The idea for my work came about from personal experience, however Pamela Michelle Johnson's series, "American Still Life" provided a stronger concept and inspiration towards what I want to achieve. She was born in California and went to school for engineering with a minor in art. Afterwards, she decided to fully pursue an art career and moved to Chicago. She became involved with the art community and has had her work displayed in galleries throughout the US."American Still Life" is her series commenting on the diet of the average American.
Through my work, I strive to invoke reflection on a culture focused on mass-consumption and mass-production, where the negative aspects of overindulgence are often forgotten or ignored. 
The work flaunts our culture back at us. It questions embracing a culture of complete and instant gratification while ignoring the consequences of our indulgences. The work questions many of our cultural ideals and social norms. These are the pictures of our insatiable appetites; they are the pictures of the consequences.

Overbearing scale and gluttonous quantities, juxtaposed against foods that are both tempting and comforting, examine the conflict between enjoying the highly processed, artificially flavored bounty of American life and the progression to overindulgence and gluttonous excess. The work is both gross and enticing.
I chose her work because she is a huge inspiration to this project. There are so many elements she took into account to reflect her concept (the bright colors, awkward compositions, and even the scale of the canvas). However, instead of making pieces that are desolate like hers, I may include some sort of setting to create a possible narrative in my works.



Monday, June 17, 2013

Wayne Thiebaud


 
















Wayne Thiebaud is best known for his works of pastries and sweets. Born in 1920, his inspiration came from comic strips. He followed his passion and worked as a cartoonist and even worked for Disney. After moving to New York during the Abstract Expressionist movement, he began to paint scenes reflecting consumerism and products in daily American life. His paintings are often high key, use playful colors, and thick textures. He still paints still life and landscapes in the San Francisco bay area. Thiebaud is commonly mistaken as part of the Pop Art movement.

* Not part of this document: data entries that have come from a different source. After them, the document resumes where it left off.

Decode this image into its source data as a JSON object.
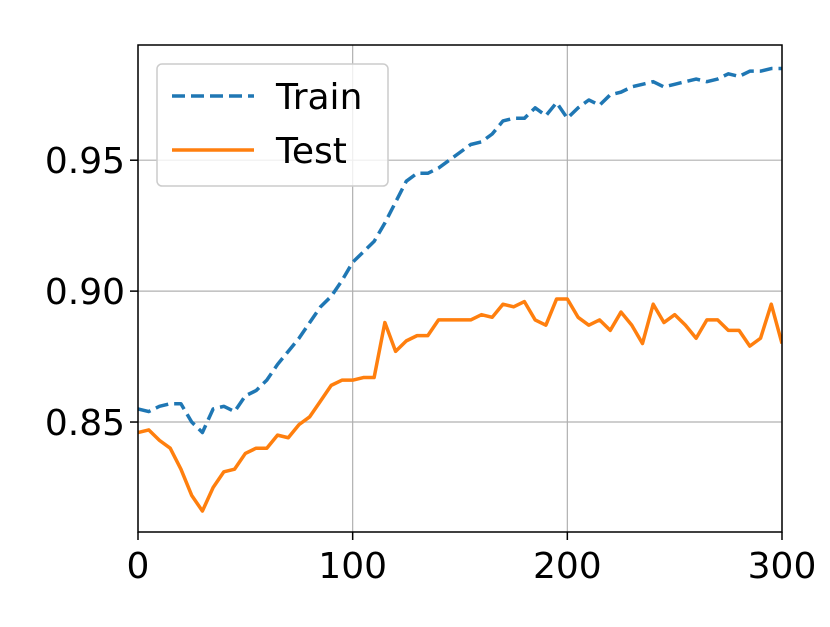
{
  "chart_data": {
    "type": "line",
    "title": "",
    "xlabel": "",
    "ylabel": "",
    "xlim": [
      0,
      300
    ],
    "ylim": [
      0.808,
      0.994
    ],
    "x_ticks": [
      0,
      100,
      200,
      300
    ],
    "y_ticks": [
      0.85,
      0.9,
      0.95
    ],
    "x_tick_labels": [
      "0",
      "100",
      "200",
      "300"
    ],
    "y_tick_labels": [
      "0.85",
      "0.90",
      "0.95"
    ],
    "grid": true,
    "legend_position": "top-left",
    "series": [
      {
        "name": "Train",
        "color": "#1f77b4",
        "style": "dashed",
        "x": [
          0,
          5,
          10,
          15,
          20,
          25,
          30,
          35,
          40,
          45,
          50,
          55,
          60,
          65,
          70,
          75,
          80,
          85,
          90,
          95,
          100,
          105,
          110,
          115,
          120,
          125,
          130,
          135,
          140,
          145,
          150,
          155,
          160,
          165,
          170,
          175,
          180,
          185,
          190,
          195,
          200,
          205,
          210,
          215,
          220,
          225,
          230,
          235,
          240,
          245,
          250,
          255,
          260,
          265,
          270,
          275,
          280,
          285,
          290,
          295,
          300
        ],
        "y": [
          0.855,
          0.854,
          0.856,
          0.857,
          0.857,
          0.85,
          0.846,
          0.855,
          0.856,
          0.854,
          0.86,
          0.862,
          0.866,
          0.872,
          0.877,
          0.882,
          0.888,
          0.894,
          0.898,
          0.904,
          0.911,
          0.915,
          0.919,
          0.926,
          0.934,
          0.942,
          0.945,
          0.945,
          0.947,
          0.95,
          0.953,
          0.956,
          0.957,
          0.96,
          0.965,
          0.966,
          0.966,
          0.97,
          0.967,
          0.972,
          0.966,
          0.97,
          0.973,
          0.971,
          0.975,
          0.976,
          0.978,
          0.979,
          0.98,
          0.978,
          0.979,
          0.98,
          0.981,
          0.98,
          0.981,
          0.983,
          0.982,
          0.984,
          0.984,
          0.985,
          0.985
        ]
      },
      {
        "name": "Test",
        "color": "#ff7f0e",
        "style": "solid",
        "x": [
          0,
          5,
          10,
          15,
          20,
          25,
          30,
          35,
          40,
          45,
          50,
          55,
          60,
          65,
          70,
          75,
          80,
          85,
          90,
          95,
          100,
          105,
          110,
          115,
          120,
          125,
          130,
          135,
          140,
          145,
          150,
          155,
          160,
          165,
          170,
          175,
          180,
          185,
          190,
          195,
          200,
          205,
          210,
          215,
          220,
          225,
          230,
          235,
          240,
          245,
          250,
          255,
          260,
          265,
          270,
          275,
          280,
          285,
          290,
          295,
          300
        ],
        "y": [
          0.846,
          0.847,
          0.843,
          0.84,
          0.832,
          0.822,
          0.816,
          0.825,
          0.831,
          0.832,
          0.838,
          0.84,
          0.84,
          0.845,
          0.844,
          0.849,
          0.852,
          0.858,
          0.864,
          0.866,
          0.866,
          0.867,
          0.867,
          0.888,
          0.877,
          0.881,
          0.883,
          0.883,
          0.889,
          0.889,
          0.889,
          0.889,
          0.891,
          0.89,
          0.895,
          0.894,
          0.896,
          0.889,
          0.887,
          0.897,
          0.897,
          0.89,
          0.887,
          0.889,
          0.885,
          0.892,
          0.887,
          0.88,
          0.895,
          0.888,
          0.891,
          0.887,
          0.882,
          0.889,
          0.889,
          0.885,
          0.885,
          0.879,
          0.882,
          0.895,
          0.88
        ]
      }
    ]
  }
}
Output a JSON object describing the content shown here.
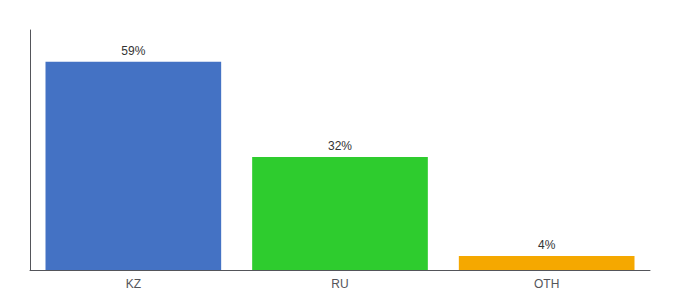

However, he does not associate himself with the genre because he views it as a critique or mockery on consumerism. He wants his paintings to be seen as nostalgic of traditional values. I chose to research him because of his experimentation with light and how that has an effect on the colors he paints with. I think the high key color choice reflects the subject matter since they are light, pastel, and sweet. I also love the use of repetition in many of his pieces. His works bring about a feeling of nostalgia for the 1950s and 60s in my opinion, taking me to places like little milkshake shops in a small town. I think it's important to be able to take a viewer to another state of mind in order for a piece to be successful.